Alleged 'execution-style' killing was nothing of the sort

New York subway shooting suspect Frank James / Getty Images

A Washington Free Beacon report last week from our colleague Charles Lehman put data behind what we all know to be true: that the media harp on violence carried out by whites and downplay it when the perpetrator is black—or should we say "Black."

That report went up on Thursday, the day after police arrested the black nationalist who gunned down 13 people in a Brooklyn subway station. His race—and his professed bigotry against whites and Jews—were either excluded from media reports entirely or described in an anodyne way. The New York Times described his "harshly bigoted views"—against whom, they could not say.

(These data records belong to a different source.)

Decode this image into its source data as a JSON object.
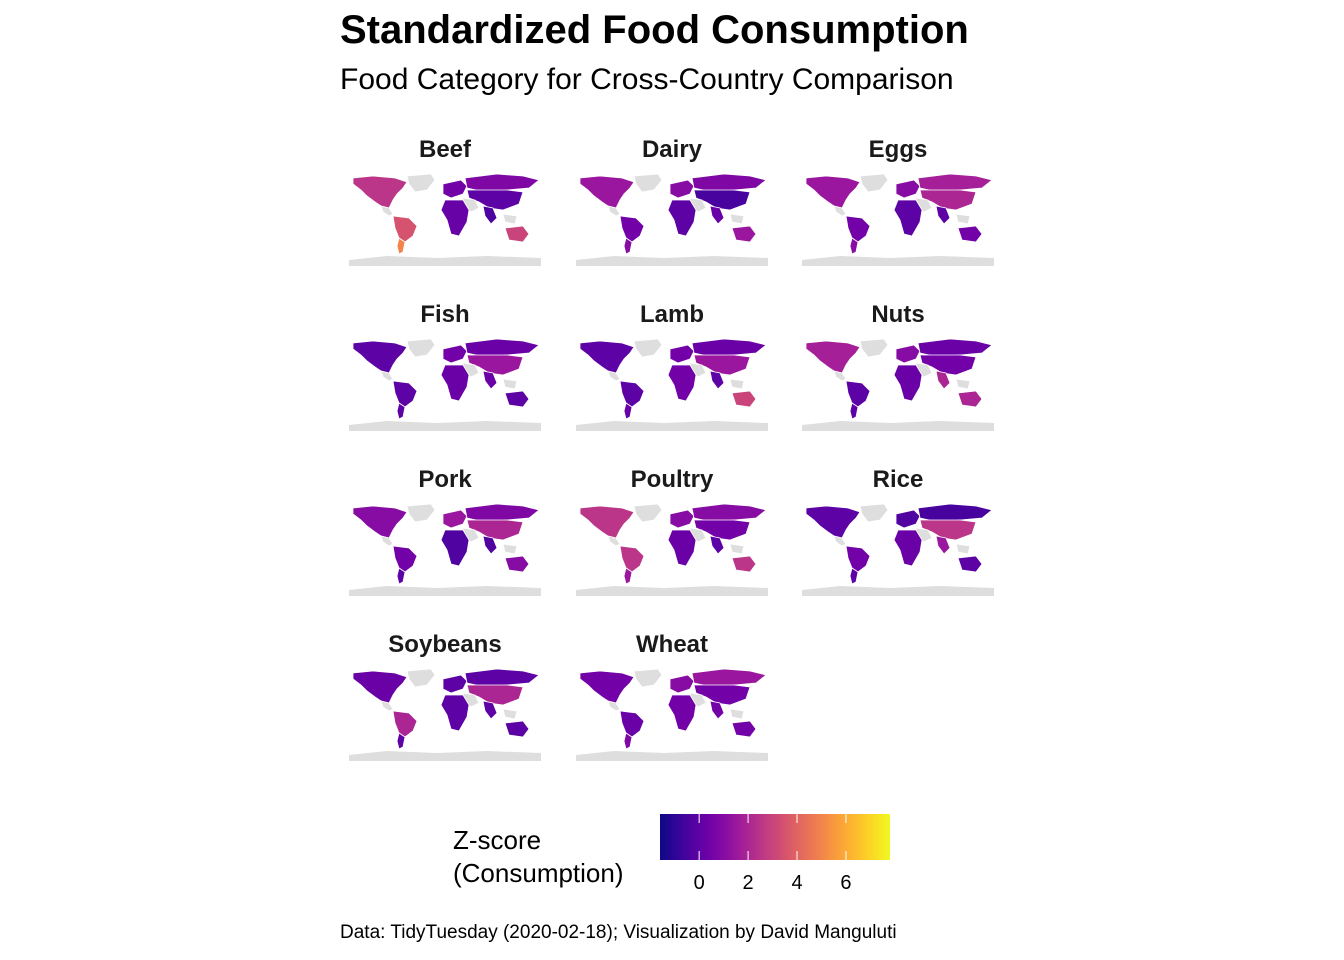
{
  "title": "Standardized Food Consumption",
  "subtitle": "Food Category for Cross-Country Comparison",
  "chart_data": {
    "type": "choropleth-facets",
    "measure": "Z-score of consumption",
    "colormap": "plasma",
    "no_data_color": "#dedede",
    "panels": [
      {
        "name": "Beef",
        "regions": {
          "north_america": 2.5,
          "south_america": 3.5,
          "southern_south_america": 5.0,
          "europe": 0.5,
          "africa": 0.2,
          "russia": 0.8,
          "asia": 0.0,
          "south_asia": -0.4,
          "australia": 3.0
        }
      },
      {
        "name": "Dairy",
        "regions": {
          "north_america": 1.5,
          "south_america": 0.5,
          "southern_south_america": 1.0,
          "europe": 1.0,
          "africa": 0.0,
          "russia": 0.8,
          "asia": -0.5,
          "south_asia": 0.3,
          "australia": 1.5
        }
      },
      {
        "name": "Eggs",
        "regions": {
          "north_america": 1.5,
          "south_america": 0.5,
          "southern_south_america": 1.0,
          "europe": 1.0,
          "africa": 0.0,
          "russia": 1.8,
          "asia": 2.0,
          "south_asia": 0.0,
          "australia": 0.5
        }
      },
      {
        "name": "Fish",
        "regions": {
          "north_america": 0.0,
          "south_america": 0.0,
          "southern_south_america": 0.0,
          "europe": 0.5,
          "africa": 0.3,
          "russia": 0.3,
          "asia": 1.5,
          "south_asia": 0.3,
          "australia": 0.0
        }
      },
      {
        "name": "Lamb",
        "regions": {
          "north_america": 0.0,
          "south_america": 0.0,
          "southern_south_america": 0.3,
          "europe": 0.5,
          "africa": 0.5,
          "russia": 0.3,
          "asia": 1.5,
          "south_asia": 0.0,
          "australia": 3.0
        }
      },
      {
        "name": "Nuts",
        "regions": {
          "north_america": 1.8,
          "south_america": 0.0,
          "southern_south_america": 0.0,
          "europe": 1.0,
          "africa": 0.3,
          "russia": 0.3,
          "asia": 0.5,
          "south_asia": 2.0,
          "australia": 2.0
        }
      },
      {
        "name": "Pork",
        "regions": {
          "north_america": 1.0,
          "south_america": 0.5,
          "southern_south_america": 0.0,
          "europe": 1.5,
          "africa": -0.3,
          "russia": 0.8,
          "asia": 2.0,
          "south_asia": -0.3,
          "australia": 1.0
        }
      },
      {
        "name": "Poultry",
        "regions": {
          "north_america": 2.5,
          "south_america": 2.5,
          "southern_south_america": 1.5,
          "europe": 1.0,
          "africa": 0.3,
          "russia": 1.0,
          "asia": 0.5,
          "south_asia": 0.0,
          "australia": 2.5
        }
      },
      {
        "name": "Rice",
        "regions": {
          "north_america": 0.0,
          "south_america": 0.5,
          "southern_south_america": 0.0,
          "europe": -0.3,
          "africa": 0.3,
          "russia": -0.5,
          "asia": 2.5,
          "south_asia": 1.5,
          "australia": 0.0
        }
      },
      {
        "name": "Soybeans",
        "regions": {
          "north_america": 0.3,
          "south_america": 2.0,
          "southern_south_america": 0.0,
          "europe": 0.0,
          "africa": 0.0,
          "russia": 0.0,
          "asia": 2.0,
          "south_asia": 0.0,
          "australia": 0.0
        }
      },
      {
        "name": "Wheat",
        "regions": {
          "north_america": 0.5,
          "south_america": 0.3,
          "southern_south_america": 0.8,
          "europe": 1.0,
          "africa": 0.5,
          "russia": 1.5,
          "asia": 0.5,
          "south_asia": 0.5,
          "australia": 0.5
        }
      }
    ],
    "legend": {
      "title_lines": [
        "Z-score",
        "(Consumption)"
      ],
      "range": [
        -1.6,
        7.8
      ],
      "ticks": [
        0,
        2,
        4,
        6
      ],
      "tick_labels": [
        "0",
        "2",
        "4",
        "6"
      ]
    }
  },
  "caption": "Data: TidyTuesday (2020-02-18); Visualization by David Manguluti"
}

Then came the release of video from a police shooting in Grand Rapids, Mich., an incident with a white "perpetrator" and a black victim. Video shows 26-year-old Patrick Lyoya fleeing from the unidentified officer before grabbing for the officer's taser. The two struggle on the ground before the officer fatally shoots Lyoya.

The incident became the subject of wall-to-wall news coverage, with the New York Times, the Washington Post, and CNN referring to Lyoya as an "unarmed Black man"—even though he had grabbed the cop's taser.

Add to that the media's uncritical promulgation of the grieving family's claim that Lyoya was "killed like an animal" and family lawyer Benjamin Crump's characterization of the incident as an "execution." Crump pushed his claim on air with MSNBC's racial agitator Al Sharpton, who is set to deliver the eulogy this week. It's no wonder Michiganders spent the weekend protesting. (The press apparently doesn't use pompous fact-checking clauses like "claimed without evidence" unless it's former president Donald Trump or one of his allies who's doing the talking.)

The coverage of the Grand Rapids shooting was so over-the-top that the sober commentary offered by a former cop, Baltimore's Anthony Barksdale, seemed almost out of place. "When you have an individual … trying to take control—or has control—of the officer's equipment, especially a taser, then lethal force is the next level above a taser," Barksdale told CNN. "The test is, what would a reasonable officer do? The issues with the taser, I could see lethal force being used by this officer."

The hysterical media coverage of the incident is surely being consumed by the next subway shooter out there, whose motivations will then be dutifully buried in paragraph 21 of the New York Times report on the tragedy, if they get a mention at all.